Jayasinghe Kushani, Biros Erik, Harris Trudie, Wood Alasdair, O'Shea Rosie, Hill Lauren, Fowles Lindsay, Wardrop Louise, Shalhoub Carolyn, Hahn Deirdre, Rangan Gopala, Kevin Lucy, Tchan Michel, Snelling Paul, Sandow Rhiannon, Sundaram Madhivan, Chaturvedi Swasti, Trnka Peter, Faull Randall, Poplawski Nicola K, Huntley Vanessa, Garza Denisse, Wallis Mathew, Jose Matthew, Leaver Anna, Trainer Alison H, Wilkins Ella J, White Sue, Elbaum Yoni, Prawer Yael, Krzesinski Emma, Valente Giulia, Winship Ingrid, Ryan Jessica, Whitlam John, Nicholls Kathy, West Kirsty, Donaldson Liz, Johnstone Lilian, Lewit-Mendes Miranda, Kerr Peter G, Bodek Simon, Chakera Aron, MacShane Mandi, Mincham Christine, Stackpoole Elaine, Willis Francis, Soraru Jacqueline, Pachter Nick, Bennetts Bruce, Forbes Thomas A, Mallawaarachchi Amali, Quinlan Catherine, Patel Chirag, McCarthy Hugh, Goranitis Illias, Best Stephanie, Alexander Stephen, Stark Zornitza, Mallett Andrew J
Department of Nephrology, Monash Medical Centre, Melbourne, Victoria, Australia.
School of Clinical Sciences, Monash University, Melbourne, Victoria, Australia.
Kidney Int Rep. 2024 May 9;9(8):2372-2385. doi: 10.1016/j.ekir.2024.04.068. eCollection 2024 Aug.
Diagnostic genomic sequencing is the emerging standard of care in nephrology. There is a growing need to scale up the implementation of genomic diagnostics nationally to improve patient outcomes.
This pragmatic study provided genomic or genetic testing to patients with suspected monogenic kidney disease through a national network of kidney genetics clinics (KGCs). We sought to evaluate the experiences of implementing genomic diagnostics across Australia and associated diagnostic outcomes between 2013 and 2022.
We successfully established and expanded a nationwide network of 20 clinics as of 2022; concurrently developing laboratory, research, and education programs to scale the clinical application of genomics in nephrology. We report on an Australian cohort of 1506 kidney patients, of whom 1322 received their test results. We assessed barriers to implementation in the nephrology context, and where possible, applied real-time solutions to improve clinical processes over 10 years.
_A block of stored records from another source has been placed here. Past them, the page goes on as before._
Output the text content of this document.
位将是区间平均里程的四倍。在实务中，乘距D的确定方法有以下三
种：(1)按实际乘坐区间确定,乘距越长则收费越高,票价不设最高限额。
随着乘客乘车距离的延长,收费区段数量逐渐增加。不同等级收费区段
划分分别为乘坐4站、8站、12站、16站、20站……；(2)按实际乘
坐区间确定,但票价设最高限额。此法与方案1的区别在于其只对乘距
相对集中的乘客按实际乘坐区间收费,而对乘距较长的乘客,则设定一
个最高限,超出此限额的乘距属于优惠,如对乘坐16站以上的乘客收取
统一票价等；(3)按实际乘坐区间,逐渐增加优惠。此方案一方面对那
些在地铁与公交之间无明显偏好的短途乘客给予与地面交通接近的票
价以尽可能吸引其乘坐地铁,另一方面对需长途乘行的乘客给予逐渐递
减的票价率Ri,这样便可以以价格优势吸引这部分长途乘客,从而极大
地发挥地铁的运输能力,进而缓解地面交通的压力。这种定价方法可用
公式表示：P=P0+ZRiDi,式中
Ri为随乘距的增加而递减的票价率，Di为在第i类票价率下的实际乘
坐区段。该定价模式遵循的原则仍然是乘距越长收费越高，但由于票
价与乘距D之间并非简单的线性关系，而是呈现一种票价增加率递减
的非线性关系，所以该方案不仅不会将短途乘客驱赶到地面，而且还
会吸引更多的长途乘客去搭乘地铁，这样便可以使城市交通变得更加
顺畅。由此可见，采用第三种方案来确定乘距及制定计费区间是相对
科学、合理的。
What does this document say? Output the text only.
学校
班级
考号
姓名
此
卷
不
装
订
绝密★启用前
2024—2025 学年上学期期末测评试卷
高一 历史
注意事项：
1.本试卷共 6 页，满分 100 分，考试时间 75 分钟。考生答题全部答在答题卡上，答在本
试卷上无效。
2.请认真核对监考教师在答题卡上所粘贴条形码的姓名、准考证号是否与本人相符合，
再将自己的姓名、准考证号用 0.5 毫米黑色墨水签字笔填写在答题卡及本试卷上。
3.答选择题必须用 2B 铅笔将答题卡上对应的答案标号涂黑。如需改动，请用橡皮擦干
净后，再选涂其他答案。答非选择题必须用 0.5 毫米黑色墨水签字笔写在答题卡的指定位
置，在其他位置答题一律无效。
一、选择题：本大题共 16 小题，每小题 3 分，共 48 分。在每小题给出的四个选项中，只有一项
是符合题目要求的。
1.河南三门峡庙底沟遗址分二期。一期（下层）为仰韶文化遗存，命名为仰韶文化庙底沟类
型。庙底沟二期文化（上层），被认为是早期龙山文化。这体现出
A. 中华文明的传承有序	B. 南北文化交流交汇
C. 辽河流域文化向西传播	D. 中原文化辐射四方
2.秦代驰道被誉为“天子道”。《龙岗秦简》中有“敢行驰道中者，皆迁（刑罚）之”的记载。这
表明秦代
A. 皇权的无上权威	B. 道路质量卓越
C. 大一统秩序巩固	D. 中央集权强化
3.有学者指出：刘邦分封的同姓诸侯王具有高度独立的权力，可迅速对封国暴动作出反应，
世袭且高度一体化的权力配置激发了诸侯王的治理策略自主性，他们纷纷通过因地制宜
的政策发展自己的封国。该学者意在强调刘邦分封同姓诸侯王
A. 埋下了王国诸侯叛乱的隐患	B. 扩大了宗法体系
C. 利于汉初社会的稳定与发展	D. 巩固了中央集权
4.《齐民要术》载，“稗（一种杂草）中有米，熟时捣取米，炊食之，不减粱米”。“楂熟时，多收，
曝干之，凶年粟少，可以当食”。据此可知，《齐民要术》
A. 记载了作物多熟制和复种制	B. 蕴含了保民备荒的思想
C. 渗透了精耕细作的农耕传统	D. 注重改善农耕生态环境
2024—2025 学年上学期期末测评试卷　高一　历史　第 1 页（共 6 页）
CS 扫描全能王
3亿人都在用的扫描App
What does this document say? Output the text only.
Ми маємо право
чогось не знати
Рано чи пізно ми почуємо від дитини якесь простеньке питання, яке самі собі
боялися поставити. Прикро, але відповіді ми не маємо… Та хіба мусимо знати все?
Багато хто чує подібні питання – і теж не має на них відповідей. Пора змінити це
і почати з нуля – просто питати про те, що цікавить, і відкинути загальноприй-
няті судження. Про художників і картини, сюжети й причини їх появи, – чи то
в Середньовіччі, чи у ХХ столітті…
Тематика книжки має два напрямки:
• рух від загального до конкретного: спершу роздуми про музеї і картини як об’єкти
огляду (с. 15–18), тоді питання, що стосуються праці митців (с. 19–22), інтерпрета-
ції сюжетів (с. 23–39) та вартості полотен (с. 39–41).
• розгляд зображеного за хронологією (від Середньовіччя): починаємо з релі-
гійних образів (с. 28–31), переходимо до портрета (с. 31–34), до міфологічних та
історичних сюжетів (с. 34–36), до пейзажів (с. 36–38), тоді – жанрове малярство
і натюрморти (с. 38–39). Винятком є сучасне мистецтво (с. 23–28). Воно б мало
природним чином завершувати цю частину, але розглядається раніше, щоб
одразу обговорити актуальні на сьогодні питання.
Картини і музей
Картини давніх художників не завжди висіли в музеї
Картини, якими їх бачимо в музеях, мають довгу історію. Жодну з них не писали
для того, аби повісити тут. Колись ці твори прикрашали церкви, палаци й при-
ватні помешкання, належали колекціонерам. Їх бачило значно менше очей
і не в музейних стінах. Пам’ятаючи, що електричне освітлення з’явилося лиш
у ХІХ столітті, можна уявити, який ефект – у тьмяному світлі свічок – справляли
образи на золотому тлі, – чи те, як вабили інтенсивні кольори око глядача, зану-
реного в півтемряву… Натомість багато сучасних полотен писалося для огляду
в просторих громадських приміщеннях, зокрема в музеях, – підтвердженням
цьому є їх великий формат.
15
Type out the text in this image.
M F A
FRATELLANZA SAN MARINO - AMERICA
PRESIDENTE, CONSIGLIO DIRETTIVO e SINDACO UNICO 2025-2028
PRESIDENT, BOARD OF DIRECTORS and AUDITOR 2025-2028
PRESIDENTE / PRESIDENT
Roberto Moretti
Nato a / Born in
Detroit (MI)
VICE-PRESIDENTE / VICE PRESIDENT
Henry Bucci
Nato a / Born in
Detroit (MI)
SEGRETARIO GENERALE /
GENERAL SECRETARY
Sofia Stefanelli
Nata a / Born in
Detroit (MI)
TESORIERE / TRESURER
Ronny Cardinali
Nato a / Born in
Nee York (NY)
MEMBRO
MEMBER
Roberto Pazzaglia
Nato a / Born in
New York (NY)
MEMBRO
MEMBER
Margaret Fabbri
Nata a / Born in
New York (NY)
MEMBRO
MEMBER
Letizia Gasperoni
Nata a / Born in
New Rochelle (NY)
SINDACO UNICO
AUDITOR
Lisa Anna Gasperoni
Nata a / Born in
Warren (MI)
Developing a multidisciplinary kidney genetics model across multiple health services nationally was highly successful. This model supported optimal care of individuals with monogenic kidney disease in an economically responsible way. It has continued to evolve with technological and service developments and is now set to scale further as genomic testing for kidney patients transitions to health care system funding.
诊断性基因组测序正在成为肾脏病学中新兴的标准治疗方法。在全国范围内扩大基因组诊断的实施规模以改善患者预后的需求日益增长。
这项务实的研究通过全国肾脏遗传学诊所(KGC)网络为疑似单基因肾病患者提供基因组或基因检测。我们试图评估2013年至2022年期间在澳大利亚实施基因组诊断的经验以及相关的诊断结果。
截至2022年,我们成功建立并扩大了一个由20家诊所组成的全国性网络;同时开展实验室、研究和教育项目,以扩大基因组学在肾脏病学中的临床应用。我们报告了一个由1506名肾病患者组成的澳大利亚队列,其中1322人收到了检测结果。我们评估了肾脏病学背景下实施过程中的障碍,并在可能的情况下,在10年时间里应用实时解决方案来改善临床流程。
在全国多个医疗服务机构中建立多学科肾脏遗传学模式非常成功。该模式以经济上合理的方式支持了对单基因肾病患者的最佳治疗。它随着技术和服务的发展而不断演变,现在随着肾病患者的基因组检测向医疗保健系统资金的转变,它将进一步扩大规模。